Advanced options - bbuchfink/diamond GitHub Wiki

Advanced options

  • --dbsize #

    Effective size of the database in letters (affects computation of e-values).

  • --seed-cut #

    Cutoff for masking low complexity seeds in bits/letter. The defaults are 0.9 for the fast mode, 0.8 for the default mode and 1.0 otherwise. (Supported since v2.0.12)

  • --motif-masking (0,1)

    Enable soft-masking of a fixed set of highly abundant sequence motifs. Enabled by default in the fast, default, mid-sensitive and sensitive mode. (Supported since v2.0.12)

  • --ext (banded-fast,banded-slow,full)

    This option determines how band sizes are setup for banded Smith-Waterman extension. The banded-slow setting is slightly slower but more accurate. The defaults are banded-fast for the default and sensitive modes, and banded-slow for the more-sensitive, very-sensitive and ultra-sensitive modes.

    Setting this option to full will compute full-matrix instead of banded Smith Waterman extensions, vectorized using the SWIPE algorithm. Full-matrix extensions are more accurate but will reduce performance. Supported since v2.0.7.

  • --band #

    Set a fixed band size for banded Smith Waterman extension. Setting this option overrides the preconfigured defaults set by the --ext option. Note that the band size is first determined by chaining, while this parameter provides an additional band margin in both directions.

  • --no-ranking

    Disable ranking heuristic. Ranking refers to a heuristic that eliminates hits prior to full gapped extension. It works by establishing a tentative order on the target sequences that were hit with respect to a single query. This order is determined by ungapped extension scores at seed hits. The aligner will compute gapped Smith-Waterman extensions for chunks of targets (see --ext-chunk-size) according to the ranking order until no alignment was found for the current chunk that meets the user-specified reporting criteria.

    Setting this option disables the ranking heuristic, causing gapped extensions to be computed for all seed hits.

    Option supported since v2.0.3.

  • --gapped-filter-evalue #

    Set the e-value threshold for the gapped filter heuristic that estimates gapped scores prior to full extension (0.0 to disable this filter step). This is a normalized e-value with respect to a database size of 1 billion letters. The default is 1.0 for the sensitive to ultra-sensitive modes and 0.0 otherwise. Supported since v2.0.7.

  • --ext-chunk-size #

    The chunk size of target sequences used by the ranking heuristic (see above). Higher numbers improve the accuracy of the algorithm.
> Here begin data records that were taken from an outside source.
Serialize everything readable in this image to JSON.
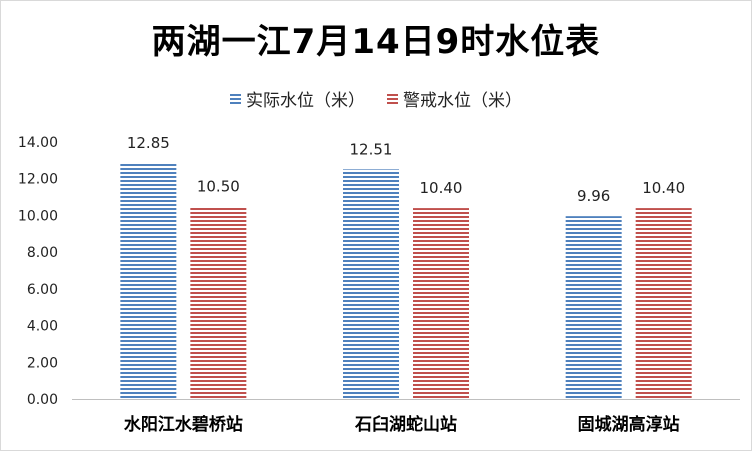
{
  "chart_data": {
    "type": "bar",
    "title": "两湖一江7月14日9时水位表",
    "xlabel": "",
    "ylabel": "",
    "categories": [
      "水阳江水碧桥站",
      "石臼湖蛇山站",
      "固城湖高淳站"
    ],
    "series": [
      {
        "name": "实际水位（米）",
        "values": [
          12.85,
          12.51,
          9.96
        ],
        "labels": [
          "12.85",
          "12.51",
          "9.96"
        ],
        "color": "#4f81bd"
      },
      {
        "name": "警戒水位（米）",
        "values": [
          10.5,
          10.4,
          10.4
        ],
        "labels": [
          "10.50",
          "10.40",
          "10.40"
        ],
        "color": "#c0504d"
      }
    ],
    "ylim": [
      0,
      14
    ],
    "yticks": [
      "0.00",
      "2.00",
      "4.00",
      "6.00",
      "8.00",
      "10.00",
      "12.00",
      "14.00"
    ],
    "legend_position": "top",
    "grid": false
  }
}
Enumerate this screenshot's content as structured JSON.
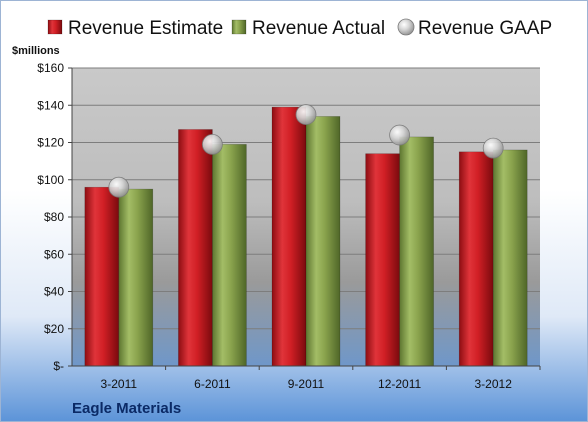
{
  "chart_data": {
    "type": "bar",
    "categories": [
      "3-2011",
      "6-2011",
      "9-2011",
      "12-2011",
      "3-2012"
    ],
    "series": [
      {
        "name": "Revenue Estimate",
        "kind": "bar",
        "color": "#c0161c",
        "values": [
          96,
          127,
          139,
          114,
          115
        ]
      },
      {
        "name": "Revenue Actual",
        "kind": "bar",
        "color": "#86a04a",
        "values": [
          95,
          119,
          134,
          123,
          116
        ]
      },
      {
        "name": "Revenue GAAP",
        "kind": "marker",
        "color": "#b8b8b8",
        "values": [
          96,
          119,
          135,
          124,
          117
        ]
      }
    ],
    "y_unit": "$millions",
    "y_ticks": [
      0,
      20,
      40,
      60,
      80,
      100,
      120,
      140,
      160
    ],
    "y_tick_labels": [
      "$-",
      "$20",
      "$40",
      "$60",
      "$80",
      "$100",
      "$120",
      "$140",
      "$160"
    ],
    "ylim": [
      0,
      160
    ],
    "grid": true,
    "legend_position": "top"
  },
  "company": "Eagle Materials"
}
The default is the number specified by the --max-target-seqs/-k option, rounded up to the next multiple of 32, with a minimum of 128 and a maximum of 400. When using --top, the default value is 128.

    Option supported since v2.0.3.

  • --xml-blord-format

    Use gnlBL_ORD_ID style format for hit IDs in XML output.

  • --range-cover #

    The minimum percentage of a hit's query range that needs to be spanned by higher scoring hits for a hit to be deleted in range culling mode (default=50.0).

  • --culling-overlap #

    The minimum percentage of a hit's query or target range that needs to be spanned by a higher scoring hit against the same target for a hit to be deleted. (default=50.0)

  • --bin #

    The number of bins for storing seed hits. Higher numbers will lead to the creation of more temporary files, reduce memory usage of the extension stage, but also slightly reduce efficiency. The default value is 16, except for the ultra-sensitive mode which uses --bin 64 by default.

  • --no-unlink

    Disable unlinking of temporary files.

Legacy options

  • --freq-masking

    Enable masking of seeds based on frequency instead of complexity. This was the default behaviour prior to v2.0.12. (Supported since v2.0.12)

  • --freq-sd #

    Set the number of standard deviations above the average frequency for ignoring a seed. The default values are 50 in default mode, 20 in sensitive mode, 200 in more-sensitive mode, 15 in very-sensitive mode and 20 in ultra-sensitive mode.